The burden of lived experiences of exclusion and racism is heavy for Britain’s Muslims, especially women who choose to wear clothing that distinguishes their faith, than for any other minority community.
A campaign to brand Muslims as outsiders to “British values” continues, not only in mainstream political discourse but also online.
Discrimination on the street makes no distinction between a third-generation British Muslim doctor, an EU citizen of colour and the “illegal migrant” that tabloid media vilify.

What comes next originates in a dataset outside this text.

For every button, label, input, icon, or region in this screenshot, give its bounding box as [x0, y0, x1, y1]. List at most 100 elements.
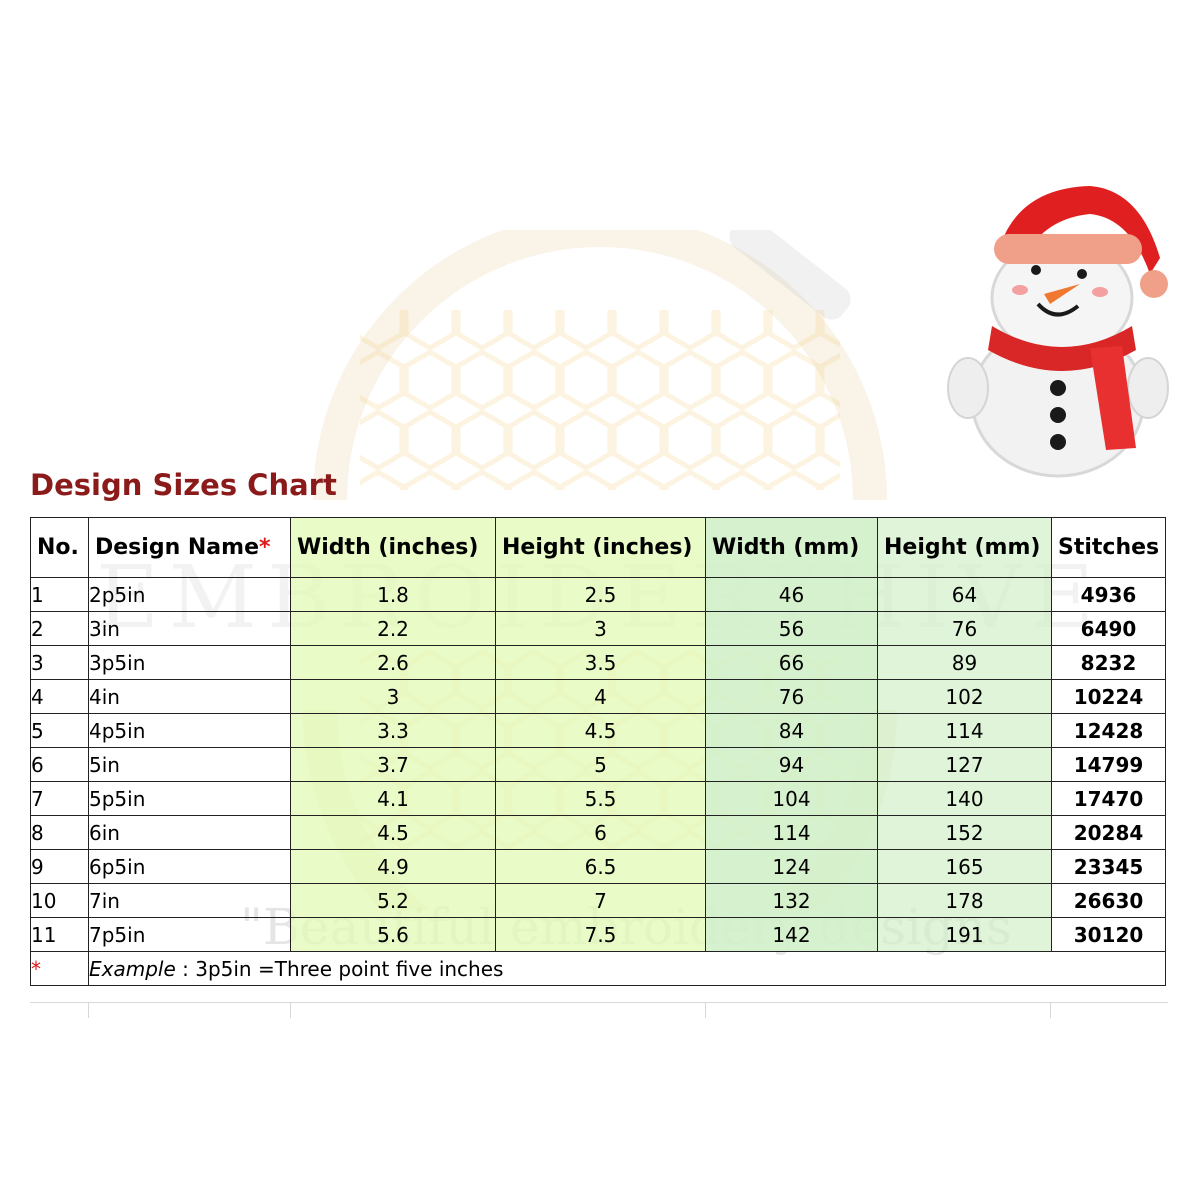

British Muslims, therefore, are facing a double-edged sword of prejudice against their ethnicity and their faith.
The disinformation engine goes online
The polarisation and division that Brexit has accentuated breed uncomfortable truths. In a divided society, the fuel for information warfare consumes domestic underclasses.

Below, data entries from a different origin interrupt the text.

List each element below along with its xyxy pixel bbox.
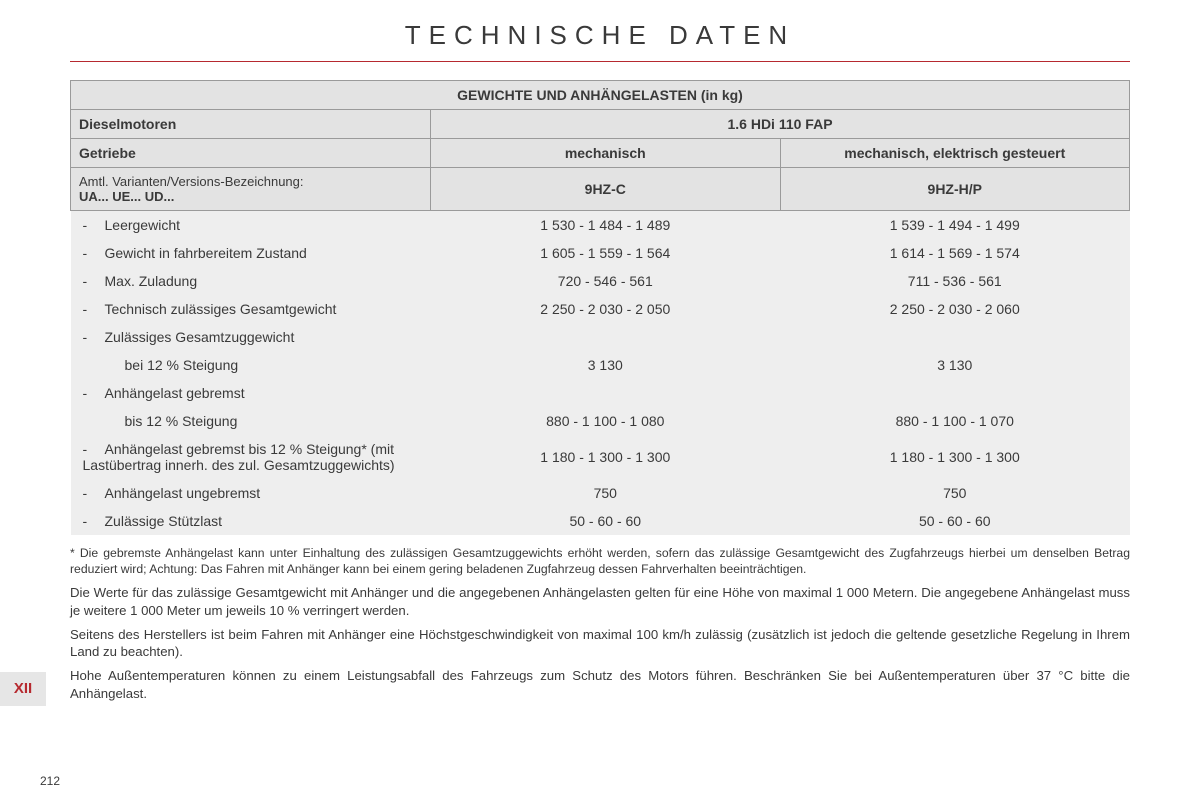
row-label: -Anhängelast gebremst bis 12 % Steigung*… xyxy=(71,435,431,479)
note-1: * Die gebremste Anhängelast kann unter E… xyxy=(70,545,1130,578)
weights-table: GEWICHTE UND ANHÄNGELASTEN (in kg) Diese… xyxy=(70,80,1130,535)
note-4: Hohe Außentemperaturen können zu einem L… xyxy=(70,667,1130,703)
table-row: -Gewicht in fahrbereitem Zustand1 605 - … xyxy=(71,239,1130,267)
row-value-1: 720 - 546 - 561 xyxy=(431,267,780,295)
row-value-1: 750 xyxy=(431,479,780,507)
row-value-2: 2 250 - 2 030 - 2 060 xyxy=(780,295,1129,323)
engine-value: 1.6 HDi 110 FAP xyxy=(431,110,1130,139)
row-value-1 xyxy=(431,323,780,351)
gearbox-label: Getriebe xyxy=(71,139,431,168)
row-value-2 xyxy=(780,323,1129,351)
row-label: -Max. Zuladung xyxy=(71,267,431,295)
table-row: -Anhängelast gebremst bis 12 % Steigung*… xyxy=(71,435,1130,479)
row-value-1: 3 130 xyxy=(431,351,780,379)
table-row: -Zulässiges Gesamtzuggewicht xyxy=(71,323,1130,351)
table-row: bis 12 % Steigung880 - 1 100 - 1 080880 … xyxy=(71,407,1130,435)
row-value-2 xyxy=(780,379,1129,407)
row-value-2: 3 130 xyxy=(780,351,1129,379)
row-value-2: 1 539 - 1 494 - 1 499 xyxy=(780,211,1129,240)
page-title: TECHNISCHE DATEN xyxy=(70,20,1130,51)
page-number: 212 xyxy=(40,774,60,788)
row-label: -Gewicht in fahrbereitem Zustand xyxy=(71,239,431,267)
table-row: -Max. Zuladung720 - 546 - 561711 - 536 -… xyxy=(71,267,1130,295)
note-2: Die Werte für das zulässige Gesamtgewich… xyxy=(70,584,1130,620)
row-label: bis 12 % Steigung xyxy=(71,407,431,435)
row-value-2: 50 - 60 - 60 xyxy=(780,507,1129,535)
table-row: -Anhängelast gebremst xyxy=(71,379,1130,407)
variant-col1: 9HZ-C xyxy=(431,168,780,211)
row-label: -Anhängelast gebremst xyxy=(71,379,431,407)
engine-label: Dieselmotoren xyxy=(71,110,431,139)
table-row: bei 12 % Steigung3 1303 130 xyxy=(71,351,1130,379)
table-row: -Anhängelast ungebremst750750 xyxy=(71,479,1130,507)
table-row: -Zulässige Stützlast50 - 60 - 6050 - 60 … xyxy=(71,507,1130,535)
row-label: -Technisch zulässiges Gesamtgewicht xyxy=(71,295,431,323)
row-value-2: 1 180 - 1 300 - 1 300 xyxy=(780,435,1129,479)
title-rule xyxy=(70,61,1130,62)
table-row: -Technisch zulässiges Gesamtgewicht2 250… xyxy=(71,295,1130,323)
row-value-1: 880 - 1 100 - 1 080 xyxy=(431,407,780,435)
row-label: bei 12 % Steigung xyxy=(71,351,431,379)
variant-label: Amtl. Varianten/Versions-Bezeichnung: UA… xyxy=(71,168,431,211)
notes-block: * Die gebremste Anhängelast kann unter E… xyxy=(70,545,1130,703)
row-label: -Zulässiges Gesamtzuggewicht xyxy=(71,323,431,351)
row-label: -Zulässige Stützlast xyxy=(71,507,431,535)
row-label: -Leergewicht xyxy=(71,211,431,240)
row-value-1: 1 605 - 1 559 - 1 564 xyxy=(431,239,780,267)
table-main-header: GEWICHTE UND ANHÄNGELASTEN (in kg) xyxy=(71,81,1130,110)
row-value-2: 750 xyxy=(780,479,1129,507)
row-value-1: 2 250 - 2 030 - 2 050 xyxy=(431,295,780,323)
variant-col2: 9HZ-H/P xyxy=(780,168,1129,211)
gearbox-col2: mechanisch, elektrisch gesteuert xyxy=(780,139,1129,168)
table-row: -Leergewicht1 530 - 1 484 - 1 4891 539 -… xyxy=(71,211,1130,240)
row-value-1: 1 530 - 1 484 - 1 489 xyxy=(431,211,780,240)
row-label: -Anhängelast ungebremst xyxy=(71,479,431,507)
chapter-tab: XII xyxy=(0,672,46,706)
note-3: Seitens des Herstellers ist beim Fahren … xyxy=(70,626,1130,662)
row-value-2: 1 614 - 1 569 - 1 574 xyxy=(780,239,1129,267)
gearbox-col1: mechanisch xyxy=(431,139,780,168)
row-value-2: 711 - 536 - 561 xyxy=(780,267,1129,295)
row-value-2: 880 - 1 100 - 1 070 xyxy=(780,407,1129,435)
row-value-1 xyxy=(431,379,780,407)
row-value-1: 1 180 - 1 300 - 1 300 xyxy=(431,435,780,479)
row-value-1: 50 - 60 - 60 xyxy=(431,507,780,535)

This is true in the case of underprivileged white working-class communities who feel angry at the austerity and post-industrialisation collapse of northern British towns but find themselves blaming immigration alone. The same communities voted in large numbers for Brexit while polling data suggested that ethnic minorities were more likely to vote to remain in the EU.
According to Amil Khan, head of Valent, an organisation that unpacks disinformation, the “leave” campaigners’ victory vindicated new approaches to information communication and the idea that technology and data could bypass the old gatekeepers of traditional media, vote banks and community champions.
People hold a banner during the National Rejoin March IV organised by National Rejoin March (NRM), marking 10 years since Britain voted to leave the European Union in 2016 and calling for closer cooperation between Britain and Europe, in London, Britain, June 20, 2026 [Jack Taylor/Reuters]After Brexit, a generation of strategists entered the market “younger, more tech savvy and less rule-bound than the generation that preceded them”, Khan said.
This also gave rise to new actors offering ancillary services, such as bot farms, which have increased their capacity, helping to spread disinformation, a problem that increased innovation in artificial intelligence could exacerbate.
Khan contended that although groups such as Muslims are persistently targeted by these campaigns, the ultimate goal is control over government and influence over policies.
The reckoning ahead
The UK’s economic woes are likely to continue to force deliberations about how best Britain should align with the EU in a climate where sovereignty and immigration remain contentious issues in public discourse and where a resurgent Reform UK party under Farage stands ready to brand any concession a betrayal.
As debates rumble on, the societal implications are unmissable, and they are tragic.
Ten years of centring migration as the master key to all societal grievances and socioeconomic problems has coarsened the discourse, normalised extremes and increasingly put families and individuals of non-white backgrounds, particularly British Muslims, in harm’s way.
If this trajectory is not rectified, Britain will need more than just a healthy economy to repair trust among its citizens.